God’s Word shows us where we are tangled up, where we are crooked, where we have gone astray – it convicts us. Yet God’s Word also sets us free from trying to measure up to so many competing, impossible standards. God’s Word assures us that we are loved beyond measure and forgiven without fail. We are children of God, beloved of God as is every person on earth. This assurance frees us and also guides us to treat all people as God’s beloved, for if we don’t we are off track. God’s Word of love, justice and mercy needs to be the measure of our lives.
It may sound naïve and narrow to think that God’s word could really function as a good and true plumb line for us in our day with all the challenges we face.
But a new movement of Christians, entitled Reclaiming Jesus, is calling the church to live as followers of Jesus before anything, guided by the plumb line of God’s word. This focus on putting Jesus’ message, God’s word, first is allowing them to call out injustice and oppression in the US the way John the Baptist did with King Herod. They have issued a statement which begins with the words:
We are living through perilous and polarizing times as a nation, with a dangerous crisis of moral and pol- itical leadership at the highest levels of our government and in our churches. We believe the soul of the nation and the integrity of faith are now at stake.
They then continue with six affirmations grounded in scripture that also lead them to reject things happening in our country today. I encourage you to check out the full statement at www.reclaimingjesus.org, but here are a few snippets:
WE BELIEVE each human being is made in God’s image and likeness (Genesis 1:26).
THEREFORE, WE REJECT the resurgence of white nationalism and racism in our nation on many fronts, including the highest levels of political leadership.
WE BELIEVE how we treat the hungry, the thirsty, the naked, the stranger, the sick, and the prisoner is how we treat Christ himself. (Matthew 25: 31-46).
THEREFORE, WE REJECT the language and policies of political leaders who would debase and abandon the most vulnerable children of God.
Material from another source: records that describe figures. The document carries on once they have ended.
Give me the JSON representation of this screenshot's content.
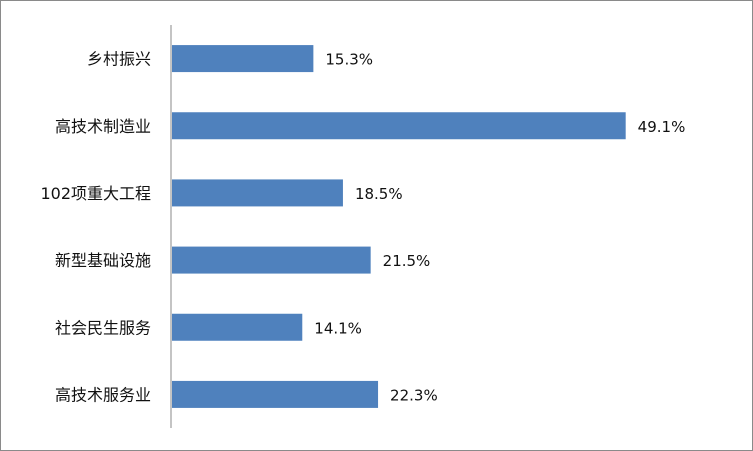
{
  "chart_data": {
    "type": "bar",
    "orientation": "horizontal",
    "title": "",
    "xlabel": "",
    "ylabel": "",
    "grid": false,
    "legend": "none",
    "bar_color": "#4f81bd",
    "xlim": [
      0,
      60
    ],
    "categories": [
      "乡村振兴",
      "高技术制造业",
      "102项重大工程",
      "新型基础设施",
      "社会民生服务",
      "高技术服务业"
    ],
    "values": [
      15.3,
      49.1,
      18.5,
      21.5,
      14.1,
      22.3
    ],
    "value_labels": [
      "15.3%",
      "49.1%",
      "18.5%",
      "21.5%",
      "14.1%",
      "22.3%"
    ]
  }
}
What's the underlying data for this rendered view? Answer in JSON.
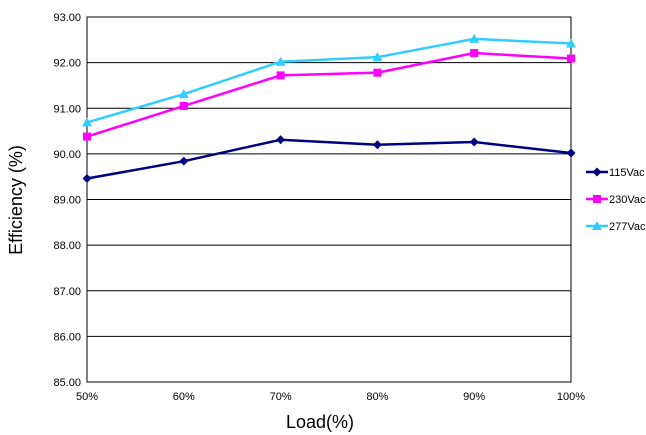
{
  "chart_data": {
    "type": "line",
    "categories": [
      "50%",
      "60%",
      "70%",
      "80%",
      "90%",
      "100%"
    ],
    "series": [
      {
        "name": "115Vac",
        "values": [
          89.46,
          89.84,
          90.31,
          90.2,
          90.26,
          90.02
        ],
        "color": "#000080",
        "marker": "diamond"
      },
      {
        "name": "230Vac",
        "values": [
          90.38,
          91.05,
          91.72,
          91.78,
          92.21,
          92.09
        ],
        "color": "#ff00ff",
        "marker": "square"
      },
      {
        "name": "277Vac",
        "values": [
          90.69,
          91.31,
          92.02,
          92.12,
          92.52,
          92.42
        ],
        "color": "#33ccff",
        "marker": "triangle"
      }
    ],
    "xlabel": "Load(%)",
    "ylabel": "Efficiency (%)",
    "ylim": [
      85,
      93
    ],
    "ytick_step": 1,
    "ytick_labels": [
      "85.00",
      "86.00",
      "87.00",
      "88.00",
      "89.00",
      "90.00",
      "91.00",
      "92.00",
      "93.00"
    ],
    "grid": "horizontal",
    "legend_position": "right"
  }
}
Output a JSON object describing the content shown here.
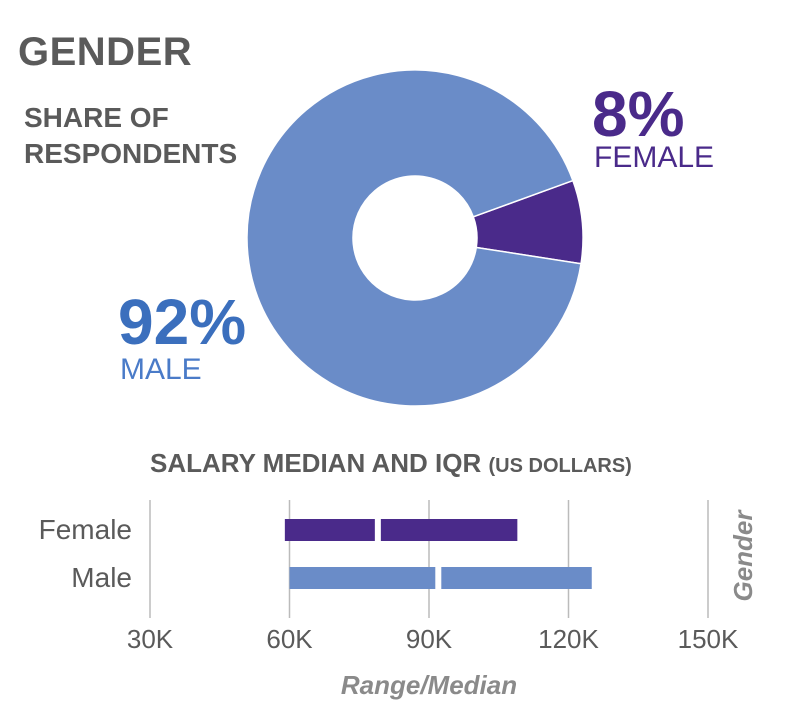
{
  "header": {
    "title": "GENDER",
    "subtitle": "SHARE OF RESPONDENTS"
  },
  "colors": {
    "female": "#4a2a8a",
    "male": "#6a8cc8",
    "text": "#5a5a5a",
    "grid": "#bbbbbb"
  },
  "chart_data": [
    {
      "type": "pie",
      "subtype": "donut",
      "title": "GENDER",
      "subtitle": "SHARE OF RESPONDENTS",
      "slices": [
        {
          "label": "FEMALE",
          "value": 8,
          "display": "8%"
        },
        {
          "label": "MALE",
          "value": 92,
          "display": "92%"
        }
      ]
    },
    {
      "type": "bar",
      "subtype": "range-median",
      "title": "SALARY MEDIAN AND IQR",
      "title_unit": "(US DOLLARS)",
      "orientation": "horizontal",
      "categories": [
        "Female",
        "Male"
      ],
      "ranges": [
        {
          "category": "Female",
          "low": 59000,
          "median": 79000,
          "high": 109000
        },
        {
          "category": "Male",
          "low": 60000,
          "median": 92000,
          "high": 125000
        }
      ],
      "xlim": [
        30000,
        150000
      ],
      "xticks": [
        30000,
        60000,
        90000,
        120000,
        150000
      ],
      "xtick_labels": [
        "30K",
        "60K",
        "90K",
        "120K",
        "150K"
      ],
      "xlabel": "Range/Median",
      "ylabel": "Gender",
      "grid": true
    }
  ]
}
We strongly deplore the growing attacks on immigrants and refugees who are being made into cultural and political targets, and we need to remind our churches that God makes the treatment of the “strangers” among us a test of faith (Leviticus 19:33-34).
God’s Word is a good and true plumb line for us in these challenging times. It matters for you and for our world. God’s Word comes to you today to say … You are loved beyond measure and forgiven without fail.
You are God’s beloved. Go out to treat all people with God’s love, to love and serve God’s world guided by God’s word of justice and mercy.
Let’s take a few moments for silent prayer.